What is the environmental impact of fur farming?
It is not just the sentient animals that are affected by the choice to support the fur industry. Fur has a huge environmental impact, far worse than faux fur. Scientific studies indicate that fur farming contaminates the water supplies in the area surrounding the farms. While all textile production has an environmental impact, fur farming is one of the worst.
‘ A 2011 Delft report concluded that the environmental impact of mink fur was two to twenty-eight times higher than other common textiles.
– An Ethical Critique of Fur Factory Farming
Moreover, studies have found that the process of treating the fur to make it a wearable textile, involves exposing humans to toxic chemicals with long term health implications.
Fur farming and human health
Fur farming also has a large impact on human public health as demonstrated by the recent pandemic. Fur farms were some of the worst affected by the COVID-19 pandemic, as the animals are kept in such close conditions, that the virus spread easily from one animal to another. The worst COVID-19 outbreak hit mink farms in Denmark, which suspended mink fur farming until 2022, and embarked on a massive programme of “culling” (killing) fur farmed mink. The decision was taken to kill 17 million mink as more than one in five farms were revealed to have been infected. Many other countries also saw COVID-19 spread in their fur farms including the US, and nine other EU member states.
Although the fur industry has been impacted by the resulting legislation banning fur production and sales in some parts of the world, there are still millions in cages. By choosing not to buy fur, consumers can choose not to support this inhumane industry. Although fur farming is banned in Britain, we can help end the fur trade, by encouraging law makers to end the import of fur.
Make the label count
Ecoage Founder Livia Firth gave an impassioned speech about ‘making the label count‘, sadly clothing labels are being used as way to facilitate greenwashing, based on misinformation. The same is happening in the fur fashion industry too.

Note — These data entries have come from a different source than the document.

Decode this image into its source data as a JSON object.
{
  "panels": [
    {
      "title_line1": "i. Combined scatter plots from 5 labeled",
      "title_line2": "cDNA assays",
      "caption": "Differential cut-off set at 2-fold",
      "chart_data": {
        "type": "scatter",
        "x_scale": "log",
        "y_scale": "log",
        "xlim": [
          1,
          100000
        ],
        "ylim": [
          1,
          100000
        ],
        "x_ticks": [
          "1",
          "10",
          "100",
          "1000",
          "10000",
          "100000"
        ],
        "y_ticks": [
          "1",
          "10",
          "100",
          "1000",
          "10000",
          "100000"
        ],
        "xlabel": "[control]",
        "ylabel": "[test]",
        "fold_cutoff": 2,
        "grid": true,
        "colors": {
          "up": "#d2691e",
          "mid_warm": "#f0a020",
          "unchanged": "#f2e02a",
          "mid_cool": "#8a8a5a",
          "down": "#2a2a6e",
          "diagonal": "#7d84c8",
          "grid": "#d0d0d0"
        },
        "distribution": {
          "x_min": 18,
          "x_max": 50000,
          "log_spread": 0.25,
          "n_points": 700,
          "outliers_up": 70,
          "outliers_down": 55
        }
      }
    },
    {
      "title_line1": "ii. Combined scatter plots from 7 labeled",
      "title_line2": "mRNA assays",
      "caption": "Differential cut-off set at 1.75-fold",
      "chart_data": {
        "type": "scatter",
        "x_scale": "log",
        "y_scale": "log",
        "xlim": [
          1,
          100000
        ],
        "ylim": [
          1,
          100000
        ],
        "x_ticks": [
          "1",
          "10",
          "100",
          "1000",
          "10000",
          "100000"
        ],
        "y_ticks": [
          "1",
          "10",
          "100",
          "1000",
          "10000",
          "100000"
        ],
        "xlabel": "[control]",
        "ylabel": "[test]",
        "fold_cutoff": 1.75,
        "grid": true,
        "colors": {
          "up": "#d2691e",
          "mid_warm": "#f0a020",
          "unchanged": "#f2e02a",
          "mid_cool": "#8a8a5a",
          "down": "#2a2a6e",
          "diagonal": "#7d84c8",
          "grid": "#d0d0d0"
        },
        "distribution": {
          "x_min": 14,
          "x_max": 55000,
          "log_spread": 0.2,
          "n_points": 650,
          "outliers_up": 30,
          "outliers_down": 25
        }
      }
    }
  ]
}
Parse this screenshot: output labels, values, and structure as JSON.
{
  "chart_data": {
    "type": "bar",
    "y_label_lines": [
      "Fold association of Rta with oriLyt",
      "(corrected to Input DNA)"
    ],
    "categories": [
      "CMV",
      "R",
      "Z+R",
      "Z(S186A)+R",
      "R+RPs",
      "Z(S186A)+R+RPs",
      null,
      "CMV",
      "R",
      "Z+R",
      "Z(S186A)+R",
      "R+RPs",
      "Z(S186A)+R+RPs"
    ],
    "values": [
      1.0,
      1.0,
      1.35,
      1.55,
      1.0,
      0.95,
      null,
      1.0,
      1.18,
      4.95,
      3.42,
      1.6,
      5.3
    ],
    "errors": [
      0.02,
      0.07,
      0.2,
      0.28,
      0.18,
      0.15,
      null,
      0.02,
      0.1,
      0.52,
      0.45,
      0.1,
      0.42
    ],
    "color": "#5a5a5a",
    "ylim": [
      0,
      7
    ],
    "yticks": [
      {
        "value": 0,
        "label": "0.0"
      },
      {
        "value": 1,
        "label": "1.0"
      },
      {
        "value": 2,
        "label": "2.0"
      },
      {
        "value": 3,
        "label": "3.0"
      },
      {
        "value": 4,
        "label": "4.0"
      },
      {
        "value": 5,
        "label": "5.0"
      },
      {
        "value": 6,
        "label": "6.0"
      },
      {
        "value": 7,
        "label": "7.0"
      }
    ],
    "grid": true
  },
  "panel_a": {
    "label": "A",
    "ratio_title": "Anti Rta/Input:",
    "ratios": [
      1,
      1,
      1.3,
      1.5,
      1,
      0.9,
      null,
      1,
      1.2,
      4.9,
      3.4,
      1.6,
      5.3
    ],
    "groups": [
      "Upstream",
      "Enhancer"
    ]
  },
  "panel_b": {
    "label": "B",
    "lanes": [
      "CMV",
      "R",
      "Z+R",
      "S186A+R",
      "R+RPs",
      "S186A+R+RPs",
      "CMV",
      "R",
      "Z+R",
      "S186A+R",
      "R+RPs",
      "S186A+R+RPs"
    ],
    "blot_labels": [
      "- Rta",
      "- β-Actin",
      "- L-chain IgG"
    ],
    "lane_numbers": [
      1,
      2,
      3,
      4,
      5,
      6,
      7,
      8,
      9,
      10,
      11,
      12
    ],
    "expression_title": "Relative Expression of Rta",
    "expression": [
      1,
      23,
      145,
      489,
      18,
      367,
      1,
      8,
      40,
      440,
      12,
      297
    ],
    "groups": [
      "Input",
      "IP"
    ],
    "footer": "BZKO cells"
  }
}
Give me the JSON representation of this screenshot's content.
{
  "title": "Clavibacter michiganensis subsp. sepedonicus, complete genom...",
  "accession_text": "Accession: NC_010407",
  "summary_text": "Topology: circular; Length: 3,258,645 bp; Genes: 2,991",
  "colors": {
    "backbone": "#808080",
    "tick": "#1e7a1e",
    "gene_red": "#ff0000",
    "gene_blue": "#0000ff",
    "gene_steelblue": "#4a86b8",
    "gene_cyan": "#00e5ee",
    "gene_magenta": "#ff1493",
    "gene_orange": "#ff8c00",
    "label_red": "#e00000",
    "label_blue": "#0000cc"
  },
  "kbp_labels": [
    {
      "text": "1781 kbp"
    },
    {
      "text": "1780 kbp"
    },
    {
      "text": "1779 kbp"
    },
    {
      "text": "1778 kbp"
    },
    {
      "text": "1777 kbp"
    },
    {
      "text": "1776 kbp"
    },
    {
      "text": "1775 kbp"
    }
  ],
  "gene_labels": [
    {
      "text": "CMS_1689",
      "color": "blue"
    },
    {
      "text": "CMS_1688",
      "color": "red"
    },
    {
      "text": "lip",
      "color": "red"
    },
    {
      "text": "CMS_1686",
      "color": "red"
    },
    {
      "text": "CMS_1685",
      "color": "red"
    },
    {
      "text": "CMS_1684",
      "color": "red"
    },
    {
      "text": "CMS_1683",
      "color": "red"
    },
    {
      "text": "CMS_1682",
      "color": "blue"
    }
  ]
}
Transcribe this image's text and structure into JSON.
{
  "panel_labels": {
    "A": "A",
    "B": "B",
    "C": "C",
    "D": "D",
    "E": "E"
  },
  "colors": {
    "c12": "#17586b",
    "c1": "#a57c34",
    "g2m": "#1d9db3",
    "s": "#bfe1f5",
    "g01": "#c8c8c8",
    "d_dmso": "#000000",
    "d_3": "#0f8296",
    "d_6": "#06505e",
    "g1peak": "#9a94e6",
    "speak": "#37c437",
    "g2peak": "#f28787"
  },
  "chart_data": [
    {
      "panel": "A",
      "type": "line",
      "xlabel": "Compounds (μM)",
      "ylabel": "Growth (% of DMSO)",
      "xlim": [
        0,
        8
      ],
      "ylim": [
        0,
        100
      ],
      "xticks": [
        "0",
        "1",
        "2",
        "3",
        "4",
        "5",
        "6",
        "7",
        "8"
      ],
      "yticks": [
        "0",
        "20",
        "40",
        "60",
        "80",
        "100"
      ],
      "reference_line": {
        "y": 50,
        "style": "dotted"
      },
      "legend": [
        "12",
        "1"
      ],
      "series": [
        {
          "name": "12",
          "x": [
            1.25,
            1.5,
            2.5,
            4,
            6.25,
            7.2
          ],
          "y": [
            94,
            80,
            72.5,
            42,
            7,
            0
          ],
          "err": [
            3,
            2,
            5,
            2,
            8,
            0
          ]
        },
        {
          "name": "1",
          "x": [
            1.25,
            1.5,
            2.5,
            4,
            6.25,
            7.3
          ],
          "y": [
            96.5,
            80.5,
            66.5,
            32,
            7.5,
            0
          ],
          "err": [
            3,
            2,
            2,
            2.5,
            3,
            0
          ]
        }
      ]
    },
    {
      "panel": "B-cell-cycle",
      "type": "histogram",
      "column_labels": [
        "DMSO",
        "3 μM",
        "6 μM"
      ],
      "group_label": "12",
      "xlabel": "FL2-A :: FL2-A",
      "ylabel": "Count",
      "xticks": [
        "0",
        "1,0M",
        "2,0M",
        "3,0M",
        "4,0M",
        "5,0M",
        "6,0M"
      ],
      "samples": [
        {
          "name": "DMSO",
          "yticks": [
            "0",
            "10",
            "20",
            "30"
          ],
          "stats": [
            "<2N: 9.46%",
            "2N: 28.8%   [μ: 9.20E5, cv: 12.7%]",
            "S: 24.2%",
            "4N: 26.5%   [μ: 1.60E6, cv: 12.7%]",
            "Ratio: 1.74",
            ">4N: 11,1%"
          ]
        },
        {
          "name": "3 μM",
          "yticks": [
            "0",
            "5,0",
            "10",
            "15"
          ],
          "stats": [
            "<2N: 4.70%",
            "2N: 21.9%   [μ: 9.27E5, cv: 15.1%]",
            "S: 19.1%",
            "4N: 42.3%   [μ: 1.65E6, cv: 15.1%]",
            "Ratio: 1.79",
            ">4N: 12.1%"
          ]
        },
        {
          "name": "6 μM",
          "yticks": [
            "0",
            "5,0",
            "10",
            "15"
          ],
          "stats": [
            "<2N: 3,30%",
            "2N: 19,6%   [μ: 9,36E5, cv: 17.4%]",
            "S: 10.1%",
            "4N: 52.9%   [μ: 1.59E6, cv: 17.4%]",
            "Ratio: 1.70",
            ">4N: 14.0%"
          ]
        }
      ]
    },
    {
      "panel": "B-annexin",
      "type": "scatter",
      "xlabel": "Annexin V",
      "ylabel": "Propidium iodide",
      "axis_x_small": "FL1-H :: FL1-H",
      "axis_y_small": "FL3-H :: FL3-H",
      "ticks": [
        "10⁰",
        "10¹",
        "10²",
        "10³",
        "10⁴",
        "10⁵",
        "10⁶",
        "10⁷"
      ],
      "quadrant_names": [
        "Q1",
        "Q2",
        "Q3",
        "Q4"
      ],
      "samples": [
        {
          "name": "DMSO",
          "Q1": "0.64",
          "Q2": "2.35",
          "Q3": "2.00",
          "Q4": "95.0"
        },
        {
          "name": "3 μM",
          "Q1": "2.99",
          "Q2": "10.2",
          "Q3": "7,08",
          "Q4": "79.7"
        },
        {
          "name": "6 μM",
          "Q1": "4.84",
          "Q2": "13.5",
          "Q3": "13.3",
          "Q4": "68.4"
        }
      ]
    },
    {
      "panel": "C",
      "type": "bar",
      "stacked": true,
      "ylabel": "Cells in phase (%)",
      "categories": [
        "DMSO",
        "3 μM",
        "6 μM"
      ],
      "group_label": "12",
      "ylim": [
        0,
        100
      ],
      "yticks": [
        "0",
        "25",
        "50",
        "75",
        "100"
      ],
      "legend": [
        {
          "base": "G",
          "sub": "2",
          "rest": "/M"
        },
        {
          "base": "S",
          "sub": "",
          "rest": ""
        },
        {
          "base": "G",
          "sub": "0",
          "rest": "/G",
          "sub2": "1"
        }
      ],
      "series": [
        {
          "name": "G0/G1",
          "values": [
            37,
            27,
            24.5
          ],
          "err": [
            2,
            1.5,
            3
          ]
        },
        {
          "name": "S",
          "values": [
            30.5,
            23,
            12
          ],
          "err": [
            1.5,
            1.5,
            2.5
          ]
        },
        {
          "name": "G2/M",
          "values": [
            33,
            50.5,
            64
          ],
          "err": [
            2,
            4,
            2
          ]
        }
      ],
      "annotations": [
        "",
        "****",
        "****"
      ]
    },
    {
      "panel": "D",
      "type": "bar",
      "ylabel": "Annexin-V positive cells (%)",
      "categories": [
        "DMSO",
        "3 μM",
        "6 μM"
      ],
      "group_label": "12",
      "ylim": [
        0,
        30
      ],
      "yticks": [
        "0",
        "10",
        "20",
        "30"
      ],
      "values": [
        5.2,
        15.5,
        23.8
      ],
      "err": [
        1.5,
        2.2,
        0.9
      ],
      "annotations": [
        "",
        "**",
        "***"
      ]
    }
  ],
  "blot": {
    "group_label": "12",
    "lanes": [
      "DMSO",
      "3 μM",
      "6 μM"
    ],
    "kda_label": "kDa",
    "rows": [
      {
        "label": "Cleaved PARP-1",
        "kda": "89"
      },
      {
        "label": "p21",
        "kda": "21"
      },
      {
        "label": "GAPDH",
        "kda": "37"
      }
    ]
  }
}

‘We can make the label count. but only if we base the underpinning methodology on science on real fact-based evidence.’
– Livia Firth
Labels such as “Welfur” and “Furmark” are tools used by the fur industry to suggest that the animals killed for their fur live a good life beforehand. The reality is sadly far from a good life. On the contrary, the fur factory farm system is inherently inhumane. It causes suffering either mental or physical, or both. Welfur, the best welfare standard the industry provides, does not prevent the infliction of major harms on animals, such as unhealed injuries, half tails missing, and severely bent feet.
After a life spent entirely in close confinement, unable to exercise their natural behaviours, they are inhumanely killed. Most killing in fur farms is done by electrocution, gassing, neck breaking, or poison. Once recent study of fur farming in China found foxes were being electrocuted, beaten and skinned alive.
Is wearing fur ethical?
In ethical terms, to show that something is necessary requires more than a simple appeal to what is fashionable, or even desirable. Human wants do not by themselves constitute moral necessity. Some ethicists hold that deliberately causing animals suffering is intrinsically wrong. Others hold that the goods procured must be essential and that no alternative means are available. Some also hold that because humans are capable of knowing right and wrong, we should not be the kind of people to cause animal suffering. Viewed from each of these perspectives it can be seen immediately that fur farming fails basic moral tests. The wearing of fur, while conceivably pleasant, fashionable, or even desirable, cannot reasonably be defined as essential.